Presently he was embarrassed by a stout, aggressive man who clutched a strap with one hand and some evening papers with the other, a man who clearly considered it outrageous that he should be compelled to stand in a street car. He glared at Bean with a cold, questioning indignation, shifting from one foot to the other, and seeming to be on the point of having words about it. This was not long to be endured. Bean glanced out in feigned dismay, as if at a desired cross-street he had carelessly passed, sprang toward the door of the car and caromed heavily against a tired workingman who still, however, was not too tired to put his sense of injury into quick, pithy words of the street.
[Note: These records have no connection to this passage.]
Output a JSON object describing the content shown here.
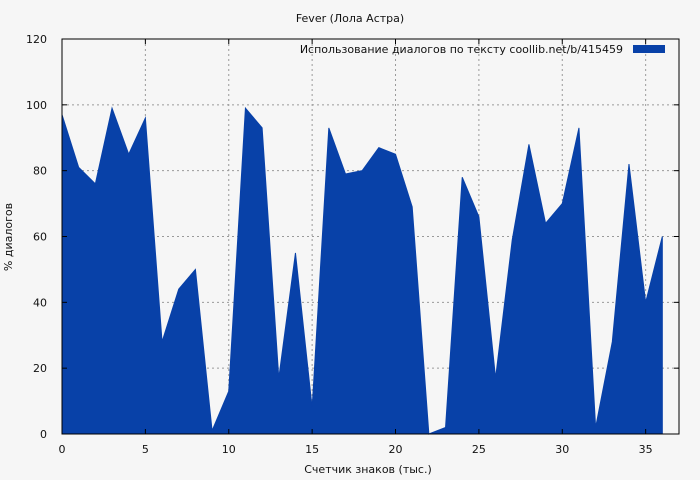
{
  "chart_data": {
    "type": "area",
    "title": "Fever (Лола Астра)",
    "xlabel": "Счетчик знаков (тыс.)",
    "ylabel": "% диалогов",
    "xlim": [
      0,
      37
    ],
    "ylim": [
      0,
      120
    ],
    "x_ticks": [
      0,
      5,
      10,
      15,
      20,
      25,
      30,
      35
    ],
    "y_ticks": [
      0,
      20,
      40,
      60,
      80,
      100,
      120
    ],
    "grid": true,
    "legend_position": "top-right",
    "colors": {
      "series": "#0841a8",
      "background": "#f6f6f6",
      "plot_border": "#000000",
      "grid": "#9a9a9a"
    },
    "series": [
      {
        "name": "Использование диалогов по тексту  coollib.net/b/415459",
        "x": [
          0,
          1,
          2,
          3,
          4,
          5,
          6,
          7,
          8,
          9,
          10,
          11,
          12,
          13,
          14,
          15,
          16,
          17,
          18,
          19,
          20,
          21,
          22,
          23,
          24,
          25,
          26,
          27,
          28,
          29,
          30,
          31,
          32,
          33,
          34,
          35,
          36
        ],
        "values": [
          97,
          81,
          76,
          99,
          85,
          96,
          28,
          44,
          50,
          1,
          13,
          99,
          93,
          17,
          55,
          8,
          93,
          79,
          80,
          87,
          85,
          69,
          0,
          2,
          78,
          66,
          17,
          59,
          88,
          64,
          70,
          93,
          2,
          28,
          82,
          40,
          60
        ]
      }
    ]
  }
}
The pretty girl tittered horribly and the stout man, already in Bean’s seat, rattled his papers impatiently, implying that people in that state ought to be kept off in the first place.
He had meant to leave the car and try another, but there at the step was another too-large policeman helping an uncertain old lady to the ground, so he slinkingly insinuated himself to the far corner of the platform, where, for forty city blocks, a whistling messenger boy gored his right side with the corners of an unyielding box while a dreamy-eyed man who, as Bulger would have said, had apparently been sopping it up like you see some do, leaned a friendly elbow on his shoulder, dented his new hat and from time to time stepped elaborately on his natty shoes with the blue cloth uppers. Also, the conductor demanded and received a second fare from him. What was the use of saying you had paid inside? The conductor was a desperate looking man who would probably say he knew that game, and stop the car....
Something of the sort always happened to him in street cars. It was bad enough when you walked, with people jostling you and looking as if they wondered what right you had to be there.
At last came the street down which he made a daily pilgrimage and he popped from the crowd on the platform like a seed squeezed from an orange.
Reaching the curb alive—the crossing policeman graciously halted a huge motor-truck driven by a speed-enthusiast—he corrected the latest dent in his hat, straightened his cravat, readjusted the shoulder lines of the coat appertaining to America’s greatest eighteen-dollar suit—“$18.00—No More; No Less!”—and with a fear-quickened hand discovered that his watch was gone, his gold hunting-case watch and horseshoe fob set with brilliants, that Aunt Clara had given him on his twenty-first birthday for not smoking!
A moment he stood, raging, fearing. His money was safe, but they might decide to come back for that. Or the policeman might come up and make an ugly row because he had let himself be robbed in a public conveyance. He would have to prove that the watch was his; probably have to tell why Aunt Clara had given it to him.